A case of rapidly progressive nephrotic syndrome due to fibronectin glomerulopathy in an elderly woman that resulted in end-stage renal disease was described.

Fibronectin glomerulopathy is an autosomal-dominant renal disease. However, the present patient family history was negative for kidney disease. As reported by other groups, she could be a sporadic case of fibronectin glomerulopathy. Castelletti et al. [4] sequenced the gene encoding fibronectin-1 (FN1) and found three heterozygous missense mutations, Y973C, W1925R and L1974R, which co-segregated with the disease in 40% of pedigrees. However, other families (60%) affected by fibronectin glomerulopathy showed no causative gene mutations in FN1. FN1 was sequenced in the present patient, but she did not have these missense mutations. Although it was reported that fibronectin glomerulopathy is uncommonly caused by systemic lupus erythematosus, this patient was negative for systemic lupus erythematosus [5].

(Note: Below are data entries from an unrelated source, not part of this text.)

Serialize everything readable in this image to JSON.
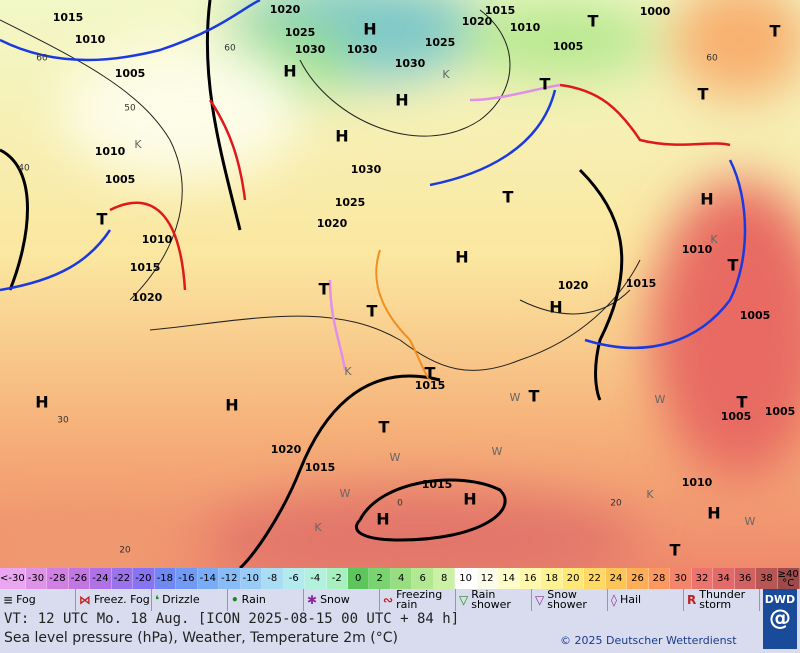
{
  "map": {
    "labels": [
      "1015",
      "1010",
      "1005",
      "1020",
      "1025",
      "1030",
      "1030",
      "1030",
      "H",
      "H",
      "1025",
      "1020",
      "1015",
      "1010",
      "1005",
      "T",
      "1000",
      "T",
      "T",
      "H",
      "H",
      "1030",
      "1010",
      "1005",
      "1025",
      "1020",
      "T",
      "1010",
      "1015",
      "1020",
      "H",
      "T",
      "T",
      "H",
      "1010",
      "1015",
      "1020",
      "H",
      "T",
      "1005",
      "T",
      "T",
      "T",
      "1015",
      "H",
      "H",
      "T",
      "T",
      "1005",
      "1005",
      "T",
      "1020",
      "1015",
      "1015",
      "H",
      "H",
      "1010",
      "H",
      "T"
    ],
    "grid_labels": [
      "60",
      "50",
      "40",
      "30",
      "20",
      "60",
      "0",
      "20",
      "60"
    ],
    "markers": [
      "K",
      "K",
      "K",
      "K",
      "K",
      "K",
      "W",
      "W",
      "W",
      "W",
      "W",
      "W"
    ]
  },
  "legend": {
    "temperature_labels": [
      "<-30",
      "-30",
      "-28",
      "-26",
      "-24",
      "-22",
      "-20",
      "-18",
      "-16",
      "-14",
      "-12",
      "-10",
      "-8",
      "-6",
      "-4",
      "-2",
      "0",
      "2",
      "4",
      "6",
      "8",
      "10",
      "12",
      "14",
      "16",
      "18",
      "20",
      "22",
      "24",
      "26",
      "28",
      "30",
      "32",
      "34",
      "36",
      "38",
      "≥40 °C"
    ],
    "temperature_colors": [
      "#eaa6f0",
      "#de92e8",
      "#d07fe2",
      "#c276e2",
      "#ae72e6",
      "#9a72ec",
      "#8674f2",
      "#6f88f2",
      "#719af6",
      "#78acf8",
      "#88bcf8",
      "#98ccf6",
      "#aadcf4",
      "#b2eaee",
      "#b2f2dc",
      "#a6f0c0",
      "#5cc65c",
      "#78d46e",
      "#98de80",
      "#b2e892",
      "#ccf0a4",
      "#ffffff",
      "#fcfcea",
      "#fefcc8",
      "#fff8aa",
      "#fff290",
      "#ffe878",
      "#ffd866",
      "#ffc456",
      "#ffae56",
      "#fc9860",
      "#f4846c",
      "#ec746c",
      "#e26a68",
      "#d26262",
      "#b85656",
      "#9c4a4a"
    ],
    "weather": [
      "Fog",
      "Freez. Fog",
      "Drizzle",
      "Rain",
      "Snow",
      "Freezing rain",
      "Rain shower",
      "Snow shower",
      "Hail",
      "Thunder storm"
    ]
  },
  "footer": {
    "valid_time": "VT: 12 UTC Mo.  18 Aug. [ICON 2025-08-15  00 UTC + 84 h]",
    "description": "Sea level pressure (hPa), Weather, Temperature 2m (°C)",
    "copyright": "© 2025 Deutscher Wetterdienst",
    "logo": "DWD"
  }
}
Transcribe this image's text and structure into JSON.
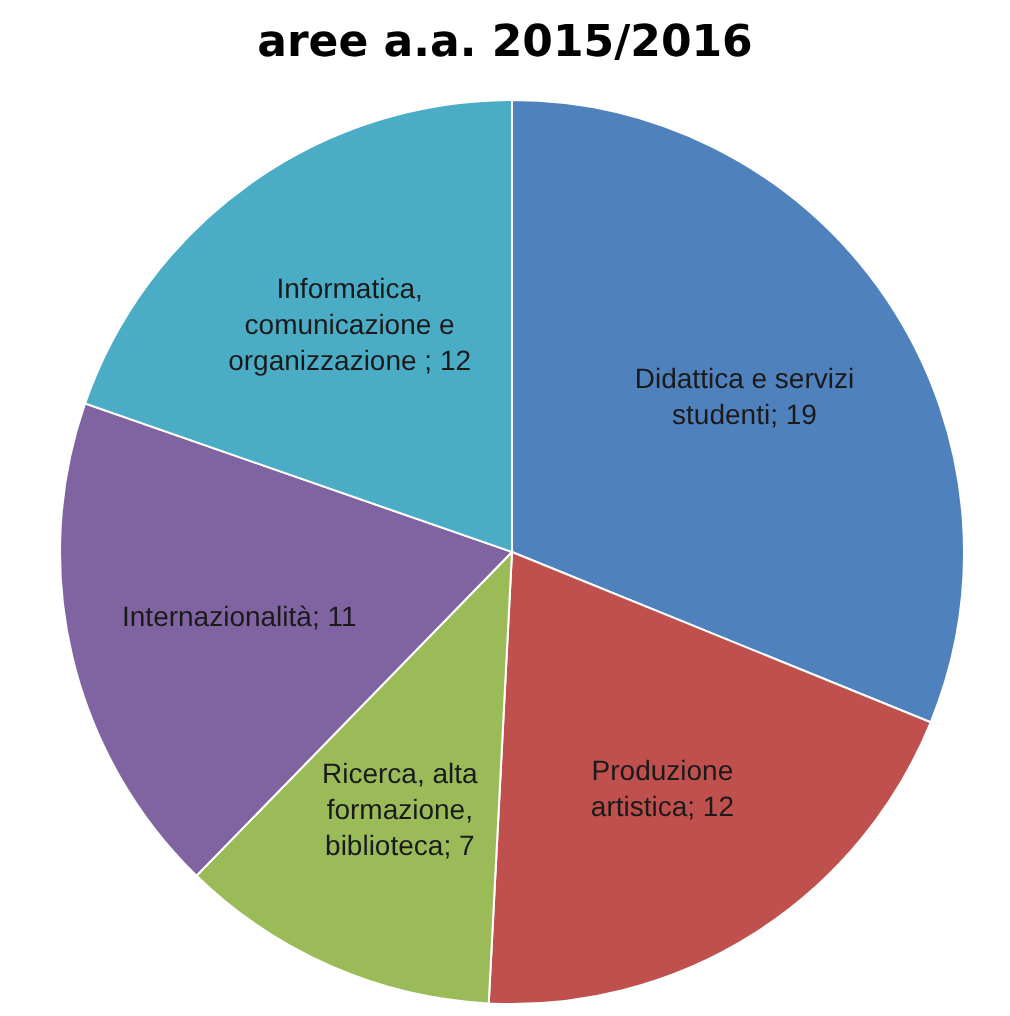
{
  "chart_data": {
    "type": "pie",
    "title": "aree a.a. 2015/2016",
    "categories": [
      "Didattica e servizi studenti",
      "Produzione artistica",
      "Ricerca, alta formazione, biblioteca",
      "Internazionalità",
      "Informatica, comunicazione e organizzazione "
    ],
    "values": [
      19,
      12,
      7,
      11,
      12
    ],
    "colors": [
      "#4f81bd",
      "#c0504d",
      "#9bbb59",
      "#8064a2",
      "#4bacc6"
    ],
    "value_labels": [
      "; 19",
      "; 12",
      "; 7",
      "; 11",
      "; 12"
    ]
  }
}
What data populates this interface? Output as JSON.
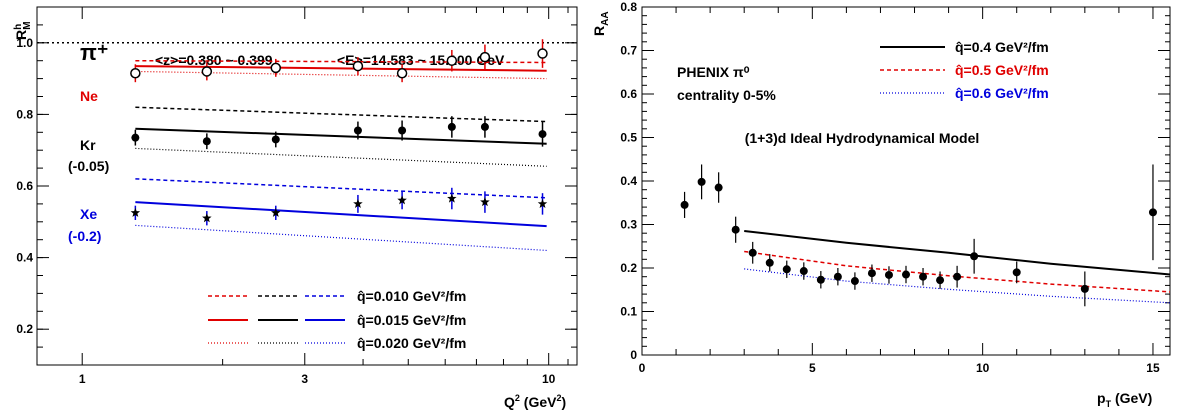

In fibronectin glomerulopathy, most patients have mild proteinuria, microscopic haematuria, hypertension and slowly decreasing renal function over 15–20 years (Table 1). Only a small subset present with nephrotic-range proteinuria, although it is a slowly progressive proteinuria [6]. However, in the present patient, nephrotic syndrome occurred rapidly, and proteinuria increased to 6.8 g/day in a month. To the best of our knowledge, such a rapid clinical course of nephrotic syndrome has not been previously reported in fibronectin glomerulopathy.

Table 1.

Past case reports of fibronectin glomerulopathy

Reporter	Case numbers	Age at biopsy (years)	Pcr at biopsy (µmol/L)	Proteinuria (at biopsy)	Renal outcome (Follow-up years)
Strom et al. [6]	23 patients (6 families)	14–59	45.8–137	21 patients: positive (9 patients: nephrotic)	4 patients: HD (2,7,10,13 years)
Gemperle et al. [1]	9 patients (1 family)	20–46	Not reported	7 patients: positive, (1 patient: nephrotic)	2 patients: HD (14, 14), 2 patients: CAPD (15,21 years)
Castelletti et al. [4]	8 patients (1 family)	12–59	53.4–168	6 patients: positive (4 patients: nephrotic), 2 patients: unknown	HD(-) (max. follow-up: 23 years)
Uesugiet al. [7]	5 patients (4 families)	3–75	15.3–122	5 patients: positive (2 patients: nephrotic)	HD(-) (max. follow-up: 10 years)
Sato et al. [8]	1 patient	23	68.6	1–2 g/day	not reported
Niimi et al. [9]	1 patient	3	15.3	Nephrotic	Pcr was stable (7 years)
Nadamuni et al. [10]	1 patient	50	61.0	Nephrotic	Pcr was stable (1 year)
Baydar et al. [11]	1 patient	24	62.5	1 g/day	Pcr was stable (2.5 years)
This Case	1 patient	78	99.1	6.8 g/day	HD

Pcr, Plasma creatinine.

Fibronectin glomerulopathy is usually diagnosed between the second and fifth decades of life [6], and the oldest patient was 75 years old [7]. This case is interesting because proteinuria occurred at 78 years of age, the oldest onset of fibronectin glomerulopathy reported to date.

Taken together, fibronectin gromerulopathy should be considered in the differential diagnosis of rapidly progressive nephrotic syndrome in elderly patients.

Conflict of interest statement. None declared.